To that purpose I firstly used the tool "testmap 4.2". This revealed that the bank switching logic was working correctly, but it found an error immediately after starting the bit/address test. However the output of testmap, while showing expected value and actual value, was not specific enough: I didn't know which RAM pages were affected because the tool stops after the first error found.
So I wrote a small basic program to assist me with that. It's quick and dirty and not properly written at all, please bear with me 
10 'POKE&HC000,0:POKE&HF676,1:POKE&HF677,&HC0 20 DEFINT A-Z:SLOT2=&B11100000 30 OUT&HA8,SLOT2:PAGE=0 40 PRINT "page: "PAGE" "; 50 OUT&HFE,CINT(PAGE) 60 TE=&H0: GOSUB 200 62 'TE=&HFF: GOSUB 200 64 'TE=&H55: GOSUB 200 70 PAGE=PAGE+1:PRINT:IF PAGE<255THENGOTO40 80 END 200 ADDR=&H8010:POKE ADDR,TE: RESULT=PEEK(ADDR):IF RESULT <> TE THEN BEEP: PRINT "error "HEX$(TE)" <> "HEX$(RE)" ";:ELSE PRINT "ok. "; 201 RETURN
How it works: first execute the commented line 10 pokes to relocate BASIC start address then load the .bas again. Then run and it'll switch page &H8000-&HBFFF to SLOT2 (insert mapper in SLOT2!) and cycle through all mapper pages in SLOT2 while writing and comparing a test value to each page. Lines 62-64 test with other bit patterns optionally.
This revealed that mapper pages &H0-3F were showing errors in bits 4,3,2 while all pages &H40 to &HFF were perfectly working fine. So hopefully this provided me with enough information to narrow it down to one specific DRAM.
But now.. I couldn't find schematics online for this type of mapper. So the next step was reverse engineering (part of) the schematic by continuity tracing. Here goes the results...:
There you go! After investigating the connections I was puzzled at first because unlike other RAM systems that I've worked on, this one did NOT select the various RAM banks using the /RAS signal. After comparing all DRAM pin signals to eachother it occured to me that this design selects the banks using the /OE and /WE pins because all address lines and /RAS and /CAS were interconeccted between all 8 DRAMs.
Thinking of it it seems like a quite genious design because this eliminates additional refresh logic to perform refresh correctly. Now the mapper can refresh all DRAMs at once using CAS before RAS or RAS only refresh. For details on DRAM refresh operation refer to here.

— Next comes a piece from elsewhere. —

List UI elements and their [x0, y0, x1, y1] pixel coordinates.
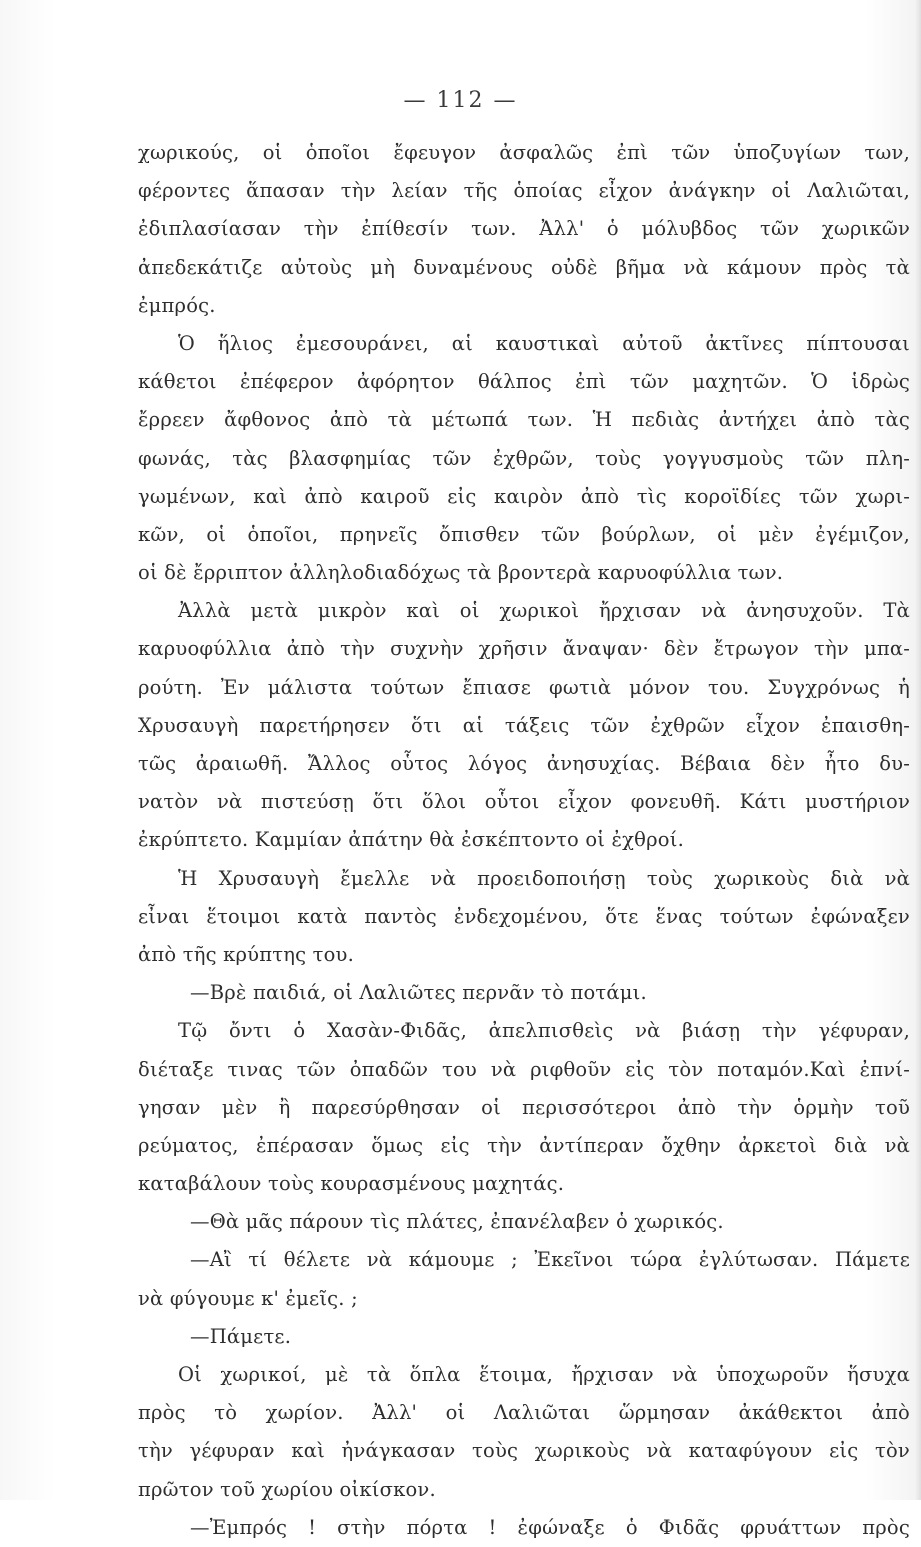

So I've replaced the 1Mx4 DRAM on position D0-D3 on bank 0 and voila! One fully functional 4MB mapper B-)
The actual replacement process is basic SMD soldering. The old part I've carefully cutted the legs off using a sharp blade. Trying to desolder a SOJ ic without chip-quick or hot air gun is going to damage the pcb traces, so don't even consider it. Then cleaned off the leg remains and wicked old solder and cleaned with isoprop alcohol. Then added a tiny amount of fresh solder to the pads and a generous amount of flux. Put on replacement part and drag solder the pins to the pads. Unfortunately the part moved for 0,5mm during drag soldering but all pins were making proper contact and I didnt want to risk damaging the pcb so I've left it on there a little tilted. Always check all connections with multimeter and visually for shorts or debris and clean with isoprop afterwards the excessive flux away.
Saga concluded! I hope you enjoyed it ;)
Cheers!